Re: spark2 upgrade to 2.3.0 from 2.2.0 wont read or write snappy compressed parquet

Rising Star

Hello,

 

Support fixed it for me :

 

The workaround for this is the following:  
 
copy snappy-java-1.1.4.jar to /opt/cloudera/parcels/SPARK2/lib/spark2/jars/ on each node where such executors are running. That can be downloaded from http://repo1.maven.org/maven2/org/xerial/snappy/snappy-java/1.1.4/snappy-java-1.1.4.jar.
 
Tested - confirmed working
7 REPLIES 7

Re: spark2 upgrade to 2.3.0 from 2.2.0 wont read or write snappy compressed parquet

Rising Star

Hello,

 

Support fixed it for me :

 

The workaround for this is the following:  
 
copy snappy-java-1.1.4.jar to /opt/cloudera/parcels/SPARK2/lib/spark2/jars/ on each node where such executors are running. That can be downloaded from http://repo1.maven.org/maven2/org/xerial/snappy/snappy-java/1.1.4/snappy-java-1.1.4.jar.
 
Tested - confirmed working

Re: spark2 upgrade to 2.3.0 from 2.2.0 wont read or write snappy compressed parquet

Cloudera Employee

Can you please confirm that you are using spark-shell as opposed to spark-submit

Re: spark2 upgrade to 2.3.0 from 2.2.0 wont read or write snappy compressed parquet

New Contributor

Hiya, yes it was spark2-shell.

The answer ChrisV has given is the fix, I'm so surprised the spark2.3.0 parcel didn't have this included!

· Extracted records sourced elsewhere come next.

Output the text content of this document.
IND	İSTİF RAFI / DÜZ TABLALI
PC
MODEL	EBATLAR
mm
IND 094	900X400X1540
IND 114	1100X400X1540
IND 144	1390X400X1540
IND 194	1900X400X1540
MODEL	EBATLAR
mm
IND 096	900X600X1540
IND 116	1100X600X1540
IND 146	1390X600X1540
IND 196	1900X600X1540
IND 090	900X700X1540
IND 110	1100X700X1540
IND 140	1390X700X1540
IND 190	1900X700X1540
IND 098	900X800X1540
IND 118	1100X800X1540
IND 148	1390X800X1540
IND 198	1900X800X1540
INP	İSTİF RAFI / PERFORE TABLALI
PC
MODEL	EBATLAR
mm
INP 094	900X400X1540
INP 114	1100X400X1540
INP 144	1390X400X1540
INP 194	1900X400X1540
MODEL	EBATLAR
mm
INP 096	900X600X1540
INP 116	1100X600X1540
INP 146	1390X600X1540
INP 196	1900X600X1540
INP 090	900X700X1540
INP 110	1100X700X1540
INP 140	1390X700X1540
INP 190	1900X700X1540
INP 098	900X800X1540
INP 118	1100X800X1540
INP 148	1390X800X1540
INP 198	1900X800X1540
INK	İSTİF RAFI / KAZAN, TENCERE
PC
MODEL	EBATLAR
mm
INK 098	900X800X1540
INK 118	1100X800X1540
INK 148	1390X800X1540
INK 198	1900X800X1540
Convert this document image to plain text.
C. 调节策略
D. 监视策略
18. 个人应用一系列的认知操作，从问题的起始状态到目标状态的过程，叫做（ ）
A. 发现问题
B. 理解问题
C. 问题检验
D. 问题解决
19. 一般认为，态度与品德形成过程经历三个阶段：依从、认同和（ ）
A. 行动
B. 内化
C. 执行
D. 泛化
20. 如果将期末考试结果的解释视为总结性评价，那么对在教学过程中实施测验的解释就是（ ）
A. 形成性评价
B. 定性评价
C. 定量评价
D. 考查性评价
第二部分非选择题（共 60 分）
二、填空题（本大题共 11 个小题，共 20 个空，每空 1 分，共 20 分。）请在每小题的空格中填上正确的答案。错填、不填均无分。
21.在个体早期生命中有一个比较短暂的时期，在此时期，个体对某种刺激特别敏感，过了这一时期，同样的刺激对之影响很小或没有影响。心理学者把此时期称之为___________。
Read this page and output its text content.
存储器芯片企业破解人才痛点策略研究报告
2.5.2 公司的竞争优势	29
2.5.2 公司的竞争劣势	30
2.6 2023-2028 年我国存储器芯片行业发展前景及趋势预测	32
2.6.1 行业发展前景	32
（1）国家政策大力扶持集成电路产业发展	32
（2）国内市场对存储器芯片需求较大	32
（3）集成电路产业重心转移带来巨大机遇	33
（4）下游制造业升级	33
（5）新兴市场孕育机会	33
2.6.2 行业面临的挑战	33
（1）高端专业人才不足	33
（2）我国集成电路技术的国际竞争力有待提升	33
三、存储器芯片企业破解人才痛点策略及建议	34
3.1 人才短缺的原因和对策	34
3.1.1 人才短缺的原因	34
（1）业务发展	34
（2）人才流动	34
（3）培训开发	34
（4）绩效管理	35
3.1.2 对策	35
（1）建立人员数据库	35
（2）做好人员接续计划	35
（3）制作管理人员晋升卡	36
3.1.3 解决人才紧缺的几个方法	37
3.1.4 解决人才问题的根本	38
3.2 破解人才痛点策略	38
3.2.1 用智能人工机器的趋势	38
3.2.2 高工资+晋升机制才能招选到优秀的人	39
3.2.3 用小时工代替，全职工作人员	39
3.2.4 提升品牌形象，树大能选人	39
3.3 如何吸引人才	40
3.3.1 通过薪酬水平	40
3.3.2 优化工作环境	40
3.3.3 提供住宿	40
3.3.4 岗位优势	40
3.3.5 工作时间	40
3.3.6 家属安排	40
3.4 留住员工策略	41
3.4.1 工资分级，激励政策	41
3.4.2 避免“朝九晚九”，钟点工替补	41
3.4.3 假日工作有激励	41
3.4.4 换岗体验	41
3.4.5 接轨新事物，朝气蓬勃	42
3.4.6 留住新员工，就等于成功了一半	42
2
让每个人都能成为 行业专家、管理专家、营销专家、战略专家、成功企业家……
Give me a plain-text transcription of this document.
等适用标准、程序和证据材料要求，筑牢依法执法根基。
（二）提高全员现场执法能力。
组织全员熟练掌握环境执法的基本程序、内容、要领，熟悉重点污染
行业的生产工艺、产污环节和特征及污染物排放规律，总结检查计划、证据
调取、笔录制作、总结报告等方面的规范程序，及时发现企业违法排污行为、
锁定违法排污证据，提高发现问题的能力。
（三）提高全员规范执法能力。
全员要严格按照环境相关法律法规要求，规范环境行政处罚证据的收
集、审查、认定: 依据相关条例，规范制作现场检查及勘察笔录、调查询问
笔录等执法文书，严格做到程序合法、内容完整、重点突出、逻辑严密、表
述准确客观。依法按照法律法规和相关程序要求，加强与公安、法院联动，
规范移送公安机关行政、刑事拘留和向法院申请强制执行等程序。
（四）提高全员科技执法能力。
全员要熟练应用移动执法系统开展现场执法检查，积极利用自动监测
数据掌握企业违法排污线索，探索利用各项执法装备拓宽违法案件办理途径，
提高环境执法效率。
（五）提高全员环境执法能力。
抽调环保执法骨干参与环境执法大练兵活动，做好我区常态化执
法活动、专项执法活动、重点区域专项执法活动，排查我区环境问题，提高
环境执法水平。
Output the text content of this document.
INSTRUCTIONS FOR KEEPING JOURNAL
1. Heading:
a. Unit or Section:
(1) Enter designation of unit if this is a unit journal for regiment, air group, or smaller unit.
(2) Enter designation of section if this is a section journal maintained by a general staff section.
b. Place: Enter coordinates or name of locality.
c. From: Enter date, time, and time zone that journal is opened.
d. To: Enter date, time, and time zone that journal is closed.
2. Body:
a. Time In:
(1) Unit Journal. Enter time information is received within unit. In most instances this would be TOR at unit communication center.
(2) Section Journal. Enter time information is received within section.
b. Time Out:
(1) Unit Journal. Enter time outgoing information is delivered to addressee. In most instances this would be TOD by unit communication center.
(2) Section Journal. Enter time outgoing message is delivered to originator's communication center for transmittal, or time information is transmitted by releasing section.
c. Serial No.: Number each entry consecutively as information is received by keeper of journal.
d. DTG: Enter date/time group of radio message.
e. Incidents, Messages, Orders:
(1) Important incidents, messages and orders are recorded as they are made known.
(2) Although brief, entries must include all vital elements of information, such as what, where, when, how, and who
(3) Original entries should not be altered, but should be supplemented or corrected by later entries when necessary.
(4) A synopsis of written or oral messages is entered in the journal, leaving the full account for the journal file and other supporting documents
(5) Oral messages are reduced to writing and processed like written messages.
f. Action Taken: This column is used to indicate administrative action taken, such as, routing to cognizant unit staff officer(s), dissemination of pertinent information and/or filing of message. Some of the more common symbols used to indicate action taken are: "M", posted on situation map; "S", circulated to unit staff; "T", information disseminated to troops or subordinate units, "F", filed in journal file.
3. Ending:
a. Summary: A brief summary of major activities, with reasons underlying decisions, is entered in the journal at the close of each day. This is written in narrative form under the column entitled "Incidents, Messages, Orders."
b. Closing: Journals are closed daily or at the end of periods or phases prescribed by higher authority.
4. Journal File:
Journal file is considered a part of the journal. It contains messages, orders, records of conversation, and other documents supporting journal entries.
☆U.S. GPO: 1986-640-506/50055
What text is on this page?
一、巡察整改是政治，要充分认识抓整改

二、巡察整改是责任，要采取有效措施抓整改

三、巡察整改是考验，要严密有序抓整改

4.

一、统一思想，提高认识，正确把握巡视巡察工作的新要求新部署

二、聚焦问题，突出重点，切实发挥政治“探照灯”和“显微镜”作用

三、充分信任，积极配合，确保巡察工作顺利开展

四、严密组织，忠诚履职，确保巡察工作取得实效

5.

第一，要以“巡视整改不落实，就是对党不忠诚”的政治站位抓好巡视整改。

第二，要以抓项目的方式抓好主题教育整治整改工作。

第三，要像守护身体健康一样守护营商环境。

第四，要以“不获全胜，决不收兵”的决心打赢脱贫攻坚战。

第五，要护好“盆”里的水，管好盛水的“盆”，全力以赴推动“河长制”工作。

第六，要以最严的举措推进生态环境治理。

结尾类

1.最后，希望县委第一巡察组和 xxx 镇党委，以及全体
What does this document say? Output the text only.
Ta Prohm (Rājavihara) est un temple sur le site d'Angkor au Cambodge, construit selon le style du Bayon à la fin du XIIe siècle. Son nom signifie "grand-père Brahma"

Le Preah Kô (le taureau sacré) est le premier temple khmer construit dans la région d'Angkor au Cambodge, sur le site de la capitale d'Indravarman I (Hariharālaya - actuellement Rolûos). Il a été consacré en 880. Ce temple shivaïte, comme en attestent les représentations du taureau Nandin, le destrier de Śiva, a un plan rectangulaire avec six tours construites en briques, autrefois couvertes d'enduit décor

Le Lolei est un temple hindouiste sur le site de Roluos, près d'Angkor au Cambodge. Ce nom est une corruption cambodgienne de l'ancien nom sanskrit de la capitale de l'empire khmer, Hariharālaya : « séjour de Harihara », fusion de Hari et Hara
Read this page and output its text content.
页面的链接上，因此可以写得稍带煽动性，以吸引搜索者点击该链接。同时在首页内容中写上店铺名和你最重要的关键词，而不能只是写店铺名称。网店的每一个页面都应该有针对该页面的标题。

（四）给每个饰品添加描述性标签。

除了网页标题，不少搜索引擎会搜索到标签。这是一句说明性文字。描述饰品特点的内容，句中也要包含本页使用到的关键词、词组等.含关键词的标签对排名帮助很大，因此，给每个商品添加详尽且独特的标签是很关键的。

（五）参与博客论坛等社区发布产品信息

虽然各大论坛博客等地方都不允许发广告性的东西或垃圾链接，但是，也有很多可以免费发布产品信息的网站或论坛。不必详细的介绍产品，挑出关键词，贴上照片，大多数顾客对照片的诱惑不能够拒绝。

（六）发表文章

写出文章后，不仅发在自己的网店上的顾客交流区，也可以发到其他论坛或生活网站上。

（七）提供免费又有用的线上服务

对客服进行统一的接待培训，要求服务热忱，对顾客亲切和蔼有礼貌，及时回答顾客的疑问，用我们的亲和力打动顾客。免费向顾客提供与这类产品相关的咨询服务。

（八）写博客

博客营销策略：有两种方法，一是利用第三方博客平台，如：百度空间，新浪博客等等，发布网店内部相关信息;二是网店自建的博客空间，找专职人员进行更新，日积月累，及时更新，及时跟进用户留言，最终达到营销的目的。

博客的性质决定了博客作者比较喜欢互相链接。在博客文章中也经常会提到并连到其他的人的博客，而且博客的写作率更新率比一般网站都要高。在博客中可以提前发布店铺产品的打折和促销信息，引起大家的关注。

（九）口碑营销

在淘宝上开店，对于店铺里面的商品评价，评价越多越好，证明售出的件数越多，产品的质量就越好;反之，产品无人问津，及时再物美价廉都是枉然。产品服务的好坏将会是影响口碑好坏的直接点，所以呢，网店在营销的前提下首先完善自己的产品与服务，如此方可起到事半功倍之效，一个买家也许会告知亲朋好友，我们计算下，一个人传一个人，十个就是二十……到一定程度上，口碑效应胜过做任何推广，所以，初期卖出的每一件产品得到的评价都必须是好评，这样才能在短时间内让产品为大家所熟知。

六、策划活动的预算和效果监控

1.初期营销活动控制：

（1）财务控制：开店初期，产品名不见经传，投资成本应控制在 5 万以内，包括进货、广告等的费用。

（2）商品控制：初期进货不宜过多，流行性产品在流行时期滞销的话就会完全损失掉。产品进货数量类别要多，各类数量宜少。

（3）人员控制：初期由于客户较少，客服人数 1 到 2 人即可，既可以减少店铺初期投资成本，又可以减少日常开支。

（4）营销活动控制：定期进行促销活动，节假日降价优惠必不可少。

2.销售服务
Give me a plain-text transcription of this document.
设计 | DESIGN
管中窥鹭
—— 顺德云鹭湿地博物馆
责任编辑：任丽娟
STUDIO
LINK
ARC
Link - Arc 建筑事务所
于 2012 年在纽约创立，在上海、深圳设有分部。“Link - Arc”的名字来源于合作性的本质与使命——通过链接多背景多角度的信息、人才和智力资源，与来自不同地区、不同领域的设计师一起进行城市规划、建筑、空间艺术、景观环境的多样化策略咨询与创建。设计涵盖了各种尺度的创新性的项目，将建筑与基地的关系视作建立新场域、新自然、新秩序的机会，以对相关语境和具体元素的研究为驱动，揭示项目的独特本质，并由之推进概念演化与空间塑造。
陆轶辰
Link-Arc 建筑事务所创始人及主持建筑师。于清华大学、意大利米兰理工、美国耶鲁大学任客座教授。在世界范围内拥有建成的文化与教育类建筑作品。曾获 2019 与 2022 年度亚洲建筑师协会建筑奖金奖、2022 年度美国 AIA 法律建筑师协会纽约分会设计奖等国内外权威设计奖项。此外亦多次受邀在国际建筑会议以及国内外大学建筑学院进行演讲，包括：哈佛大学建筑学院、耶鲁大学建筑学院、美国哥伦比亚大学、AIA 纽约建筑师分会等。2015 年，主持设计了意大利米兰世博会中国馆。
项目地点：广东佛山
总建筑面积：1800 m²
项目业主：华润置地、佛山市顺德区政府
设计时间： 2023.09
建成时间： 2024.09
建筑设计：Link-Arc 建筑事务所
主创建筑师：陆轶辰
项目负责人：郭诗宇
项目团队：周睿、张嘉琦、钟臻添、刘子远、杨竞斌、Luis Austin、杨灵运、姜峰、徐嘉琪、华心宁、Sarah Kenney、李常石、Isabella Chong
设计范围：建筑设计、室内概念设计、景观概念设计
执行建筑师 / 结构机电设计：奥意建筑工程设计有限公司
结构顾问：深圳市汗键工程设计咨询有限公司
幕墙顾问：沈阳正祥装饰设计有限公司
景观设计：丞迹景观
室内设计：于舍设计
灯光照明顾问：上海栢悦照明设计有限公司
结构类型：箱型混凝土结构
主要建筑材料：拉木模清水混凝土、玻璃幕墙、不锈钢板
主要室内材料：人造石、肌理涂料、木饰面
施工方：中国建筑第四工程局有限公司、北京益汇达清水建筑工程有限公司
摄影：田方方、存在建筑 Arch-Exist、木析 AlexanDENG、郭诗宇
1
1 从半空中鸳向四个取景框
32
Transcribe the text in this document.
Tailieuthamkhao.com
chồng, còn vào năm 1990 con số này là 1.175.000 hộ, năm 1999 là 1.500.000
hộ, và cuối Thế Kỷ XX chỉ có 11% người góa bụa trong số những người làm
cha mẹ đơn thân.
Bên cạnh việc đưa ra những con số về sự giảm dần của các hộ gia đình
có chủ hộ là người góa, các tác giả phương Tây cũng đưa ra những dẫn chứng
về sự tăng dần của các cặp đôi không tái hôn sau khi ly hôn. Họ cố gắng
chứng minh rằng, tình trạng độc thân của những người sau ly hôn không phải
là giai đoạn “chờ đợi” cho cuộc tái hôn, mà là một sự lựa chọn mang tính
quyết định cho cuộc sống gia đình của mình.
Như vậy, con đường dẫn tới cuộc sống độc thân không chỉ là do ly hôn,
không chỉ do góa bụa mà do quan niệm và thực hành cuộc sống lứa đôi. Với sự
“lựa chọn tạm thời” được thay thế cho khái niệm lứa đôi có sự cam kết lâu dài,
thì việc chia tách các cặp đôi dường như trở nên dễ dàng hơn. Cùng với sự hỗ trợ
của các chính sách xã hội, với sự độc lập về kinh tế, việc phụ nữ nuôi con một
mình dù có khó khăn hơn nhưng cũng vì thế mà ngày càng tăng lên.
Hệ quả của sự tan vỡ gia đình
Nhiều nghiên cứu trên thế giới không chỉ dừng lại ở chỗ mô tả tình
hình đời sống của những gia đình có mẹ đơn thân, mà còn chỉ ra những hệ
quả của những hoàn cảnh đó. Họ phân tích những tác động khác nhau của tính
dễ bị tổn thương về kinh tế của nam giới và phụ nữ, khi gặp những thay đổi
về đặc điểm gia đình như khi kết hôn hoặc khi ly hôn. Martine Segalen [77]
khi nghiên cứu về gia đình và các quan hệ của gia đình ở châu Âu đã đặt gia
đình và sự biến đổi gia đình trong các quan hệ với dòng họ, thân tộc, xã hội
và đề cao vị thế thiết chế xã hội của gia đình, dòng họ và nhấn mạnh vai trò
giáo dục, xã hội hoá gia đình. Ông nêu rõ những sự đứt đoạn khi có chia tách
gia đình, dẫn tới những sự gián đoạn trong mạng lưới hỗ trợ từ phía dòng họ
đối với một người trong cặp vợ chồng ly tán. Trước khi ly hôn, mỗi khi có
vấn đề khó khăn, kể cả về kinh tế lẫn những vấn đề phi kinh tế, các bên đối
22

Re: spark2 upgrade to 2.3.0 from 2.2.0 wont read or write snappy compressed parquet

New Contributor
Perfect! Thank you Chris, definitely solved. I thought I had caused it, but obviously based on this fix the spark2.3.0 parcel is just incomplete.

Re: spark2 upgrade to 2.3.0 from 2.2.0 wont read or write snappy compressed parquet

Rising Star

Glad I could help.

Re: spark2 upgrade to 2.3.0 from 2.2.0 wont read or write snappy compressed parquet

New Contributor

 

This works also without copying the jar to all nodes:

 

wget http://repo1.maven.org/maven2/org/xerial/snappy/snappy-java/1.1.4/snappy-java-1.1.4.jar
spark2-shell --jars snappy-java-1.1.4.jar --conf spark.executor.userClassPathFirst=true --conf spark.executor.extraClassPath=snappy-java-1.1.4.jar

 

Re: spark2 upgrade to 2.3.0 from 2.2.0 wont read or write snappy compressed parquet

New Contributor

According to https://www.cloudera.com/documentation/spark2/latest/topics/spark2_known_issues.html#KI_spark2_CDH-6..., the resolution is to upgrade to CDS 2.3 Release 3, which contains the fix.